Bay Area Hip HOp: Vallejo
From Mac Dre to E-40, this small northern California city produced some of the most important rap figures to ever be part of hip hop.
The legend Mac Dre is often considered the king of Bay Area’s Hip Hop. While identifying with the entire Bay Area, and not just Vallejo, Mac Dre would release and be part of dozens of projects helping to solidify his career as a true Bay Area legend.
The true icon of the Hyphy movement did not only become somewhat a legend and pioneer of Bay Area’s Hip Hop scene but would also help establish the careers of others with Thizz Nation / Thizz Entertainment like Mistah FAB, J Diggs, Dubee aka SugaWolf, and manymore.
Somewhat of a rival of Mac Dre, at least during their early days within the music industry, E-40 is probably the biggest artist to ever come from northern California.
Hailing from around Magazine Street in South Vallejo, E-40 would release dozens of projects, which is continuing today, and have numerous of hit singles, while being very respected in the rap game for his longevity and accomplishments.
Other Vallejo and 90s Bay Area rappers included Celly Cel, B-Legit, The Click, Little Bruce, Funk Mobb, The Mossie, Dubee, and J Diggs, all have ties to either E-40 and Sick Wit It Records or Mac Dre and his Thizz Nation movement.

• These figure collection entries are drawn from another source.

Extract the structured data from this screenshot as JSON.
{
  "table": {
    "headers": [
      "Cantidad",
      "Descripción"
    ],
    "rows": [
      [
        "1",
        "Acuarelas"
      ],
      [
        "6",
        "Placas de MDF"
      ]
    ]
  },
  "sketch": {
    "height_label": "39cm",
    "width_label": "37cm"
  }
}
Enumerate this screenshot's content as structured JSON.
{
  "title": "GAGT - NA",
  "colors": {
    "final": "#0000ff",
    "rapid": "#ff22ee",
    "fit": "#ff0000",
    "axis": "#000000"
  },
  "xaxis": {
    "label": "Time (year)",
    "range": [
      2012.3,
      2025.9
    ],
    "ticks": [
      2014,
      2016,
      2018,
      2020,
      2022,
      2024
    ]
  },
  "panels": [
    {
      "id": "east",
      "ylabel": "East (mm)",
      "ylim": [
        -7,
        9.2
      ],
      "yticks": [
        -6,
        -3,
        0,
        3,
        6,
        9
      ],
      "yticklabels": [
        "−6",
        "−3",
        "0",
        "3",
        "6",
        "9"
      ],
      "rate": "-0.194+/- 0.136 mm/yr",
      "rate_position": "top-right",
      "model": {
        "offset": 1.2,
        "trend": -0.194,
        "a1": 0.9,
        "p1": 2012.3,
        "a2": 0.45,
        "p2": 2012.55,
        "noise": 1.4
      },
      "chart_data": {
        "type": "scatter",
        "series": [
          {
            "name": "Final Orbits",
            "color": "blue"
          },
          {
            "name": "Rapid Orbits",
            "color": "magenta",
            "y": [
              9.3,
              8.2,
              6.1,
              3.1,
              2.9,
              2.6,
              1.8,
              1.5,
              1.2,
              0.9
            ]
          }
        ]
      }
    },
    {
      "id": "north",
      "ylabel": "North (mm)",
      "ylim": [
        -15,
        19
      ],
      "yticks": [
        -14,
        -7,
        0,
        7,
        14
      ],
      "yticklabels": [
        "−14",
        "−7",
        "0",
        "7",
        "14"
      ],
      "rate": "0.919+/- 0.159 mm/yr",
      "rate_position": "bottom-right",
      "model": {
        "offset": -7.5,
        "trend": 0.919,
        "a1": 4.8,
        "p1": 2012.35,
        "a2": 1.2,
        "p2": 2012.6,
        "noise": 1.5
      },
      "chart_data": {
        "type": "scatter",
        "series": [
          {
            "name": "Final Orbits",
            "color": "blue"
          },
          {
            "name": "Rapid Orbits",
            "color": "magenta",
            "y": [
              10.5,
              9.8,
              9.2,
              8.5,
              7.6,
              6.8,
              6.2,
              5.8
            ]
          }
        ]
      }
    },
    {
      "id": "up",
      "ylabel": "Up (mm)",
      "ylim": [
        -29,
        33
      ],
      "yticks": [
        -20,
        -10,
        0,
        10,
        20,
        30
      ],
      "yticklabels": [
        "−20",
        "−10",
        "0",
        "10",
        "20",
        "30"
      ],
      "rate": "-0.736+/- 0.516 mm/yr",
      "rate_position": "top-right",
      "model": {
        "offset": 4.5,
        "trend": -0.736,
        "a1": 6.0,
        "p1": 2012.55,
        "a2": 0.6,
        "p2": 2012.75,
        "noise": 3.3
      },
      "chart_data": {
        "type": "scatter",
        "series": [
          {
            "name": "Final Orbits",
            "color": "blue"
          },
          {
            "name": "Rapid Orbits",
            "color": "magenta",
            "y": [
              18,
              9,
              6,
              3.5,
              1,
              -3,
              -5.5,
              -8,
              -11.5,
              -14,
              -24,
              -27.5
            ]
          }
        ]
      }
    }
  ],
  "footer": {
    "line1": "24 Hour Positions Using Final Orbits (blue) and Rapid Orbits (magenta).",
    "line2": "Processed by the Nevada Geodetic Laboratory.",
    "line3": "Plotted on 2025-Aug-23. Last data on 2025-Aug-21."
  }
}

Bay Area Hip Hop: Richmond
The city of the Bay that has the light shed on it the least as numerous of pioneers, outside of the likes of Master P who begun his career in the small Bay Area city, is the city of Richmond.
Despite not originally being from Richmond, Master P is probably the biggest artists to at least shout out Richmond, at least during the early days of No Limit. It should be noted that he is not close to being a true pioneer or even viewed in the Bay as a true Richmond rap artist.
To begin, the city of Richmond had some of the Bay Area’s first successful local hip hop acts with the careers of Magic Mike and Calvin T, as well as Filthy Phil who were out back in the 1980s and the very early 1990s.
Bay Area hip hop artists like Cool-E, Lil Ric, C.I.N, Mafiosos, or the New Breed of Gangstaz helped continue the movement of Richmond, especially during the mid-1990s, as some will say that the true street reality type of rap in the Bay begun in Richmond.
Bay Area Hip Hop: San Francisco
Opposite of Oakland is the City, the city of San Francisco across the water from the East Bay. From Fillmore to Lakeview to Hunters Point, San Fran’s neighborhoods produced many 90s Bay Area rappers and California legends.
By the early 1990s, the likes of RBL Posse, Ill Mannered with Cougnut, Rappin’ 4 Tay, San Quinn, Cellski, Andre Nickatina, Messy Marv, Mr. Sandman, Guce, 11/5, 2-11, Ghetto Soldiers began to put the City of Frisco on the map.
Some might disagree, but San Francisco had the most notable Bay Area rap scene of the 1990s by producing many artists that gained national attention and notoriety, as well respect for their craft.
Currently, all Bay Area cities have a new emerging music scene that is slowly taken over and being popularized around the country with Berner, Philthy Rich, Iamsu, ROB x SBE and others helping to establish the new era and generation of the Bay Area rap and hip hop scene.